A casa, localizada na aprazível Rua Eurides de Godoy, conserva toda sua arquitetura original, típica nos lares paulistas do anos 1960. Uma das várias casas edificadas pelo construtor Arno Blecha, entre os mais conceituados da época, responsável por centenas de obras em Cosmópolis, Artur Nogueira e Paulínia.
Impressiona os cuidados com a cinquentenária casa, resguardando intactos os peculiares portões baixos de ferro, gradil de vidros na garagem e varanda, revestimentos de pedras na fachada, azulejos e “pisinhos” cerâmicos, assentados em diversos tons pelos chãos e paredes.
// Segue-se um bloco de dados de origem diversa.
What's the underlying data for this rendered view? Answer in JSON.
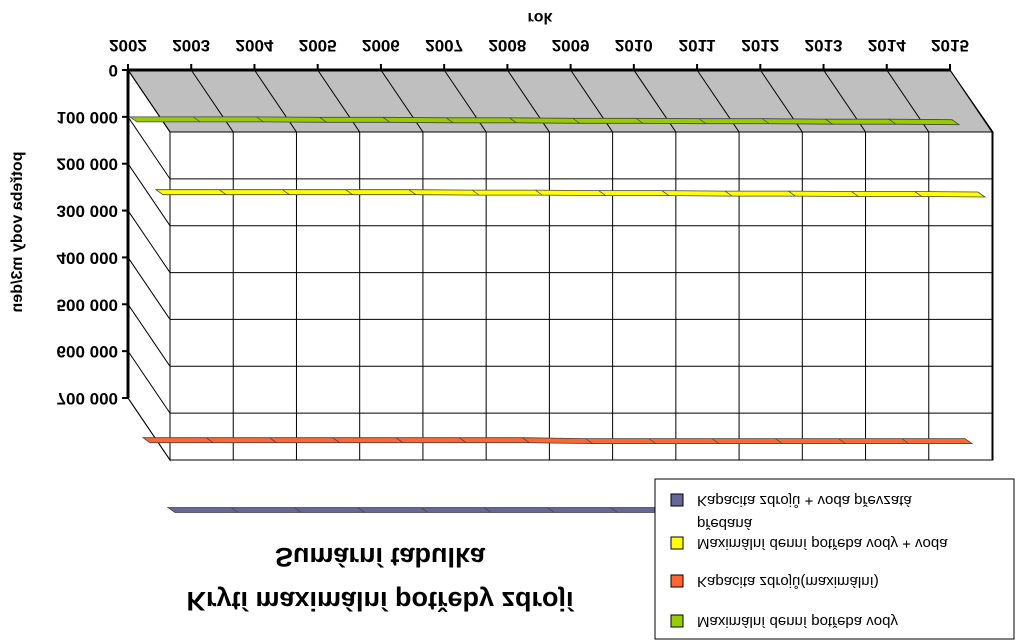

Como não notar os tradicionais caquinhos paulistas, um dos maiores símbolos arquitetônicos do Estado, destacando com seu marcante tom vermelho em mosaicos pelos chãos, extremamente conservados pelos jardins e acessos à casa.
Nos guardados de Arfeu, estão os contratos de construção da casa, como os recebidos de pagamento do terreno.
Um dos loteamentos idealizados pelo saudoso “Guilhermino” Nogueira, entre os mais queridos diretores da Usina Ester.
Antes da chegada na “Villa”, Arfeu residia com a esposa e filhos na extinta Colônia Pinheiro, onde iniciou sua família em 1944.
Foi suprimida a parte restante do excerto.